Mycoplasma are a group of the smallest organisms known and are associated with a variety of pathologies in a broad range of hosts. Infection with Mycoplasma can lead directly to pneumonia, arthritis, mastitis and urogenital disease. They have been detected in synovial fluid from patients with rheumatoid arthritis. In addition, certain Mycoplasma species have been demonstrated to be co-factors in the progression HIV-1 infection to AIDS by inhibiting cell proliferation and inducing programmed cell death (apoptosis) and concomitant fragmentation of cellular DNA. A number of recent publications in the medical literature have reported an increased incidence of Mycoplasma infection in patients with CFS.

Results and Interpretation

Results are qualitative. If present, the result will be reported as "positive" for the presence of the organism.

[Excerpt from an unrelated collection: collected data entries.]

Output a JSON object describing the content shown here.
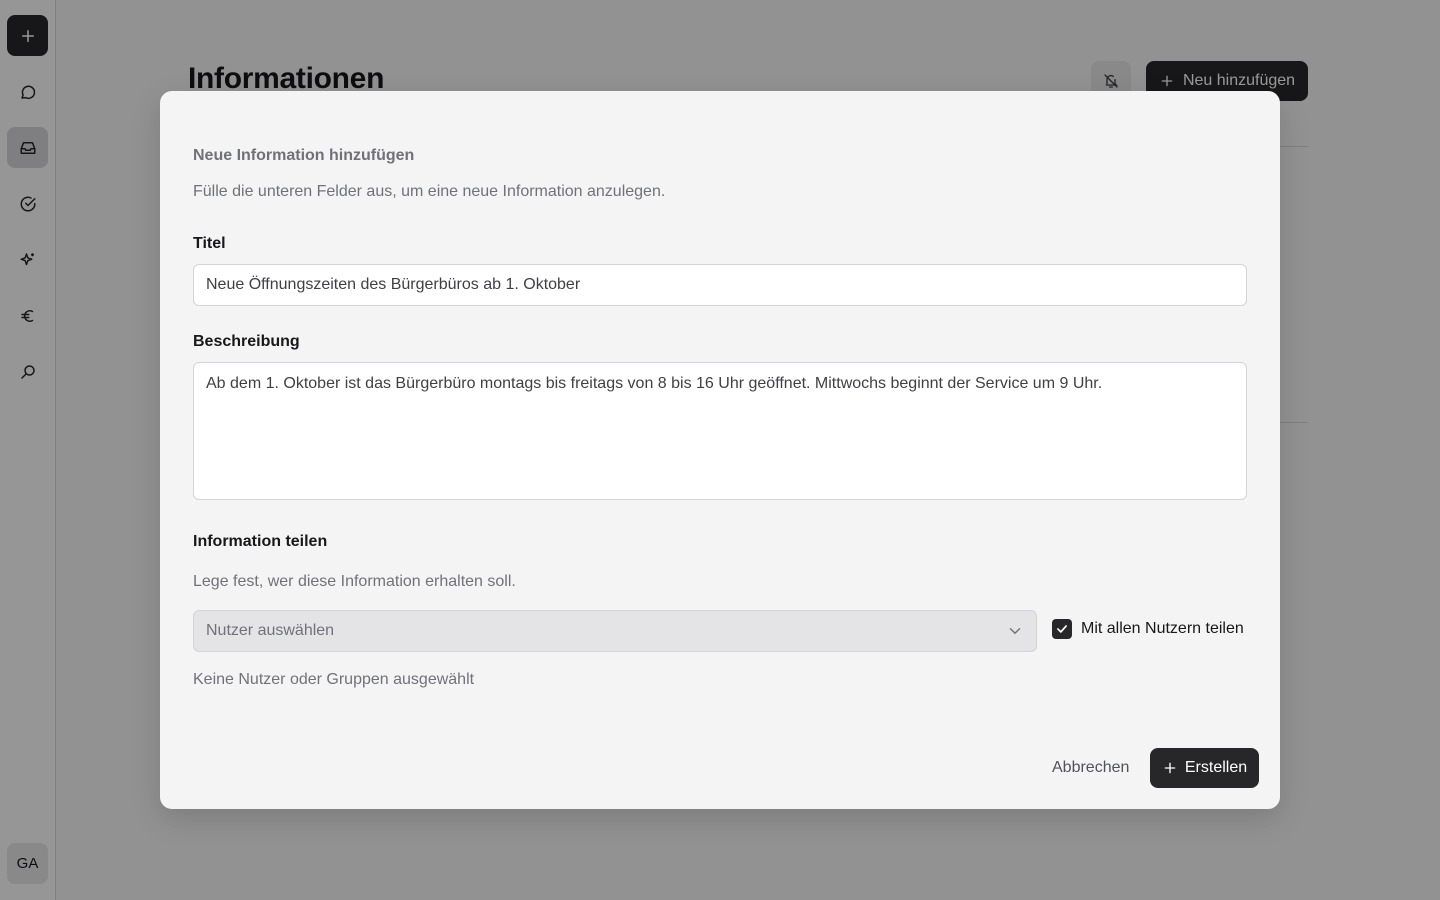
{
  "sidebar": {
    "items": [
      {
        "name": "plus-icon",
        "active": false
      },
      {
        "name": "chat-icon",
        "active": false
      },
      {
        "name": "inbox-icon",
        "active": true
      },
      {
        "name": "check-circle-icon",
        "active": false
      },
      {
        "name": "sparkle-icon",
        "active": false
      },
      {
        "name": "euro-icon",
        "active": false
      },
      {
        "name": "search-icon",
        "active": false
      }
    ],
    "avatar_initials": "GA"
  },
  "page": {
    "title": "Informationen",
    "add_button_label": "Neu hinzufügen",
    "bell_icon": "bell-off-icon"
  },
  "modal": {
    "title": "Neue Information hinzufügen",
    "description": "Fülle die unteren Felder aus, um eine neue Information anzulegen.",
    "title_label": "Titel",
    "title_value": "Neue Öffnungszeiten des Bürgerbüros ab 1. Oktober",
    "description_label": "Beschreibung",
    "description_value": "Ab dem 1. Oktober ist das Bürgerbüro montags bis freitags von 8 bis 16 Uhr geöffnet. Mittwochs beginnt der Service um 9 Uhr.",
    "share_label": "Information teilen",
    "share_description": "Lege fest, wer diese Information erhalten soll.",
    "user_select_placeholder": "Nutzer auswählen",
    "share_all_label": "Mit allen Nutzern teilen",
    "share_all_checked": true,
    "no_selection_text": "Keine Nutzer oder Gruppen ausgewählt",
    "cancel_label": "Abbrechen",
    "create_label": "Erstellen"
  },
  "colors": {
    "primary": "#27272a",
    "background": "#f4f4f5",
    "muted_text": "#71717a"
  }
}
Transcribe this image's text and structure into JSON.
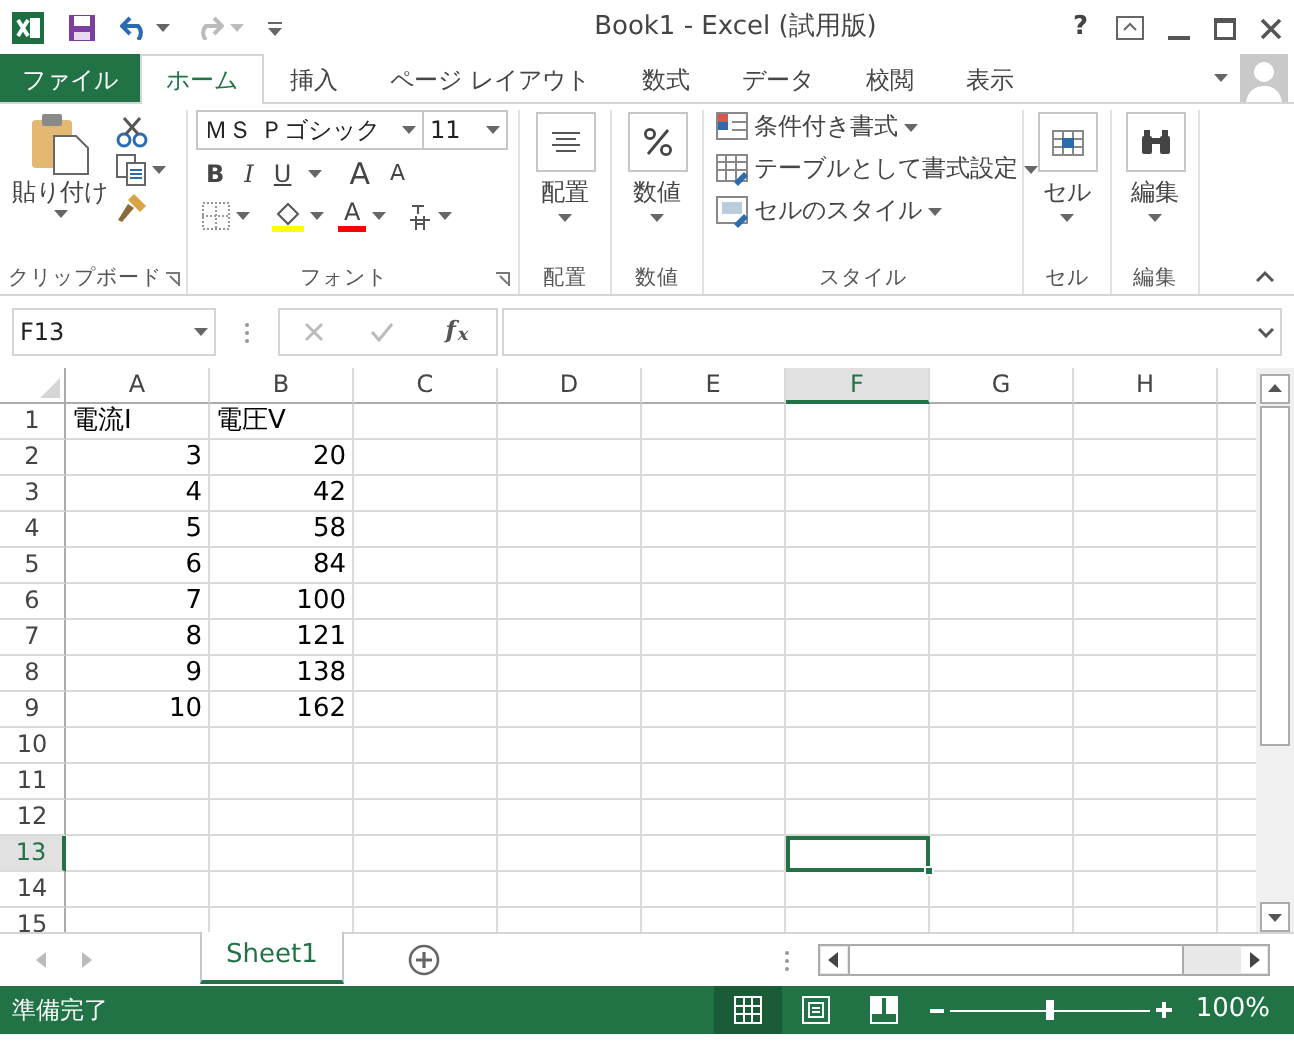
{
  "title_bar": {
    "title": "Book1 - Excel (試用版)",
    "help": "?"
  },
  "tabs": [
    {
      "label": "ファイル",
      "kind": "file",
      "selected": false
    },
    {
      "label": "ホーム",
      "kind": "tab",
      "selected": true
    },
    {
      "label": "挿入",
      "kind": "tab",
      "selected": false
    },
    {
      "label": "ページ レイアウト",
      "kind": "tab",
      "selected": false
    },
    {
      "label": "数式",
      "kind": "tab",
      "selected": false
    },
    {
      "label": "データ",
      "kind": "tab",
      "selected": false
    },
    {
      "label": "校閲",
      "kind": "tab",
      "selected": false
    },
    {
      "label": "表示",
      "kind": "tab",
      "selected": false
    }
  ],
  "ribbon": {
    "clipboard": {
      "paste": "貼り付け",
      "label": "クリップボード"
    },
    "font": {
      "name": "ＭＳ Ｐゴシック",
      "size": "11",
      "bold": "B",
      "italic": "I",
      "underline": "U",
      "grow": "A",
      "shrink": "A",
      "font_color": "A",
      "label": "フォント"
    },
    "alignment": {
      "button": "配置",
      "label": "配置"
    },
    "number": {
      "button": "数値",
      "label": "数値"
    },
    "styles": {
      "items": [
        "条件付き書式",
        "テーブルとして書式設定",
        "セルのスタイル"
      ],
      "label": "スタイル"
    },
    "cells": {
      "button": "セル",
      "label": "セル"
    },
    "editing": {
      "button": "編集",
      "label": "編集"
    }
  },
  "formula_bar": {
    "name_box": "F13",
    "function_label": "f$_{x}$"
  },
  "grid": {
    "columns": [
      {
        "label": "A",
        "selected": false
      },
      {
        "label": "B",
        "selected": false
      },
      {
        "label": "C",
        "selected": false
      },
      {
        "label": "D",
        "selected": false
      },
      {
        "label": "E",
        "selected": false
      },
      {
        "label": "F",
        "selected": true
      },
      {
        "label": "G",
        "selected": false
      },
      {
        "label": "H",
        "selected": false
      }
    ],
    "rows": [
      {
        "label": "1",
        "selected": false,
        "cells": [
          {
            "text": "電流I",
            "kind": "text"
          },
          {
            "text": "電圧V",
            "kind": "text"
          }
        ]
      },
      {
        "label": "2",
        "selected": false,
        "cells": [
          {
            "text": "3",
            "kind": "number"
          },
          {
            "text": "20",
            "kind": "number"
          }
        ]
      },
      {
        "label": "3",
        "selected": false,
        "cells": [
          {
            "text": "4",
            "kind": "number"
          },
          {
            "text": "42",
            "kind": "number"
          }
        ]
      },
      {
        "label": "4",
        "selected": false,
        "cells": [
          {
            "text": "5",
            "kind": "number"
          },
          {
            "text": "58",
            "kind": "number"
          }
        ]
      },
      {
        "label": "5",
        "selected": false,
        "cells": [
          {
            "text": "6",
            "kind": "number"
          },
          {
            "text": "84",
            "kind": "number"
          }
        ]
      },
      {
        "label": "6",
        "selected": false,
        "cells": [
          {
            "text": "7",
            "kind": "number"
          },
          {
            "text": "100",
            "kind": "number"
          }
        ]
      },
      {
        "label": "7",
        "selected": false,
        "cells": [
          {
            "text": "8",
            "kind": "number"
          },
          {
            "text": "121",
            "kind": "number"
          }
        ]
      },
      {
        "label": "8",
        "selected": false,
        "cells": [
          {
            "text": "9",
            "kind": "number"
          },
          {
            "text": "138",
            "kind": "number"
          }
        ]
      },
      {
        "label": "9",
        "selected": false,
        "cells": [
          {
            "text": "10",
            "kind": "number"
          },
          {
            "text": "162",
            "kind": "number"
          }
        ]
      },
      {
        "label": "10",
        "selected": false
      },
      {
        "label": "11",
        "selected": false
      },
      {
        "label": "12",
        "selected": false
      },
      {
        "label": "13",
        "selected": true
      },
      {
        "label": "14",
        "selected": false
      },
      {
        "label": "15",
        "selected": false
      }
    ]
  },
  "sheet_tabs": [
    {
      "label": "Sheet1",
      "selected": true
    }
  ],
  "status_bar": {
    "status": "準備完了",
    "views": [
      {
        "kind": "normal",
        "selected": true
      },
      {
        "kind": "page_layout",
        "selected": false
      },
      {
        "kind": "page_break",
        "selected": false
      }
    ],
    "zoom": {
      "level": 0.5,
      "reading": "100%"
    }
  }
}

In addition, speciation will be performed and provided with the result.

Chlamydia Pneumoniae Detection by PCR

C. pneumoniae is an opportunistic pathogen in humans, most often causing respiratory complications in immuno-compromised patients. Recent literature has linked infections with C. pneumoniae to chronic immune diseases such as Multiple Sclerosis. Further, the presence of Chlamydial antigens have been linked to coronary artery disease in that the immune response to these antigens cross-reacts with normal cell surface proteins, causing an inflammatory reaction and subsequent pathology.

Results and Interpretation

Results are qualitative. If present, the result will be reported as "positive" for the presence of the organism.